Thursday, May 6, 2010

free will & the Divine

In my personal opinion, true free will necessitates the Divine. If one's fate is not ultimately determined by chemical reactions in her/his brain it seems as if humans must possess a nonphysical component, such as a soul/spirit/mind etc.

Therefore, it appears that we must look beyond the physical to the spiritual for the source of this component of our beings.

I "know" from my experience that part of my being, a non-physical component, is not controlled by chemical reactions.

It seems it would be difficult for one to reconcile this belief with disbelief in the Divine.

So this is how I see it: The Divine results in soul/spirit/mind, which is the only way "you" could ultimately be in control of your destiny.

How could one contend that chemical reactions are not responsible for his/her destiny without a belief in a non-physical component of humans? And if one believes in that non-physical component how can the Divine be denied?


  1. One thing: how does this 'nonphysical component' confer free will any better than our natural selves? Wouldn't a soul, given to one at birth, be equally determining as a chemical/genetic makeup? If what you do is guided by this nonphysical component, are you free to change this nonphysical component? If you an change this nonphysical component, what are you changing it with? Is it changing itself? If you cannot change your soul, is it controlling you? Do you truly have free will?

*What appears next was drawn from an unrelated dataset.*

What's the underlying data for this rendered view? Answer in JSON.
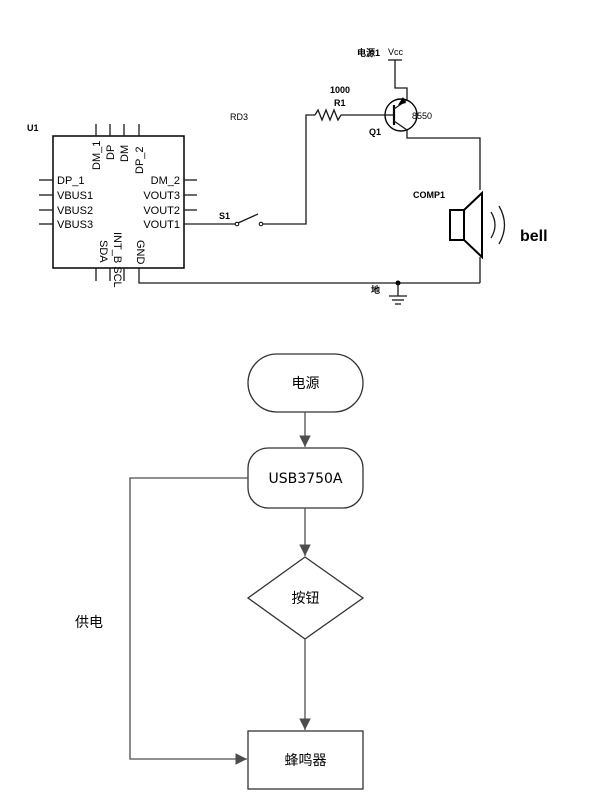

  2. Very interesting question. In the context of the above post I was loosely using the term "free will" to mean the ability to transcend the restraints of mere physical reactions. My perception of reality leads me to believe that individuals' are not completely bound by the physical. Although a nonphysical component may operate under some constraints, there is at least the possibility that free will exists to some degree (admittedly, this would probably involve the nonphysical component having some form of autonomy). However, if you deny any non-physical component, all your choices, personality, etc are determined by the sum total of the chemical reactions in your brain.

  3. Free will seems pretty much screwed either way. If you believe in a soul, that controls you. If you don't, chemical processes do. I don't exactly deny a non-physical component, I merely believe it to be completely outside the realm of any testing.

  4. The soul isn't some external force that controls you but rather the core of your being. In that context, I don't understand how free will wouldn't be possible. I agree, however, that the soul is outside the realm of testing.

  5. I guess the thing i am trying to say is that, if we have souls, they are really no different, in terms of their consequences on free will, than pure naturalism would be. Both are internal, and both control our actions; neither can be changed except by an outside force.

  6. "Both are internal, and both control our actions; neither can be changed except by an outside force."

    The soul could be autonomous (i.e. able to self rule). Pure naturalism leads to the underlying chemical reactions of the brain determining one's fate. Individual or collective chemical reactions are not autonomous in any way that would allow for free will. Therefore, only the existence of some non-physical component allows for the core of our beings to exert control over our destinies.

  7. "The soul could be autonomous (i.e. able to self rule)."

    Yeah, I get that. I suppose I simply have trouble comprehending it, and especially comprehending what GIVES the soul it's autonomy. My last attempt to explain it ended up with a soul, within a soul, within a soul...and so on. I pretty soon gave up on that.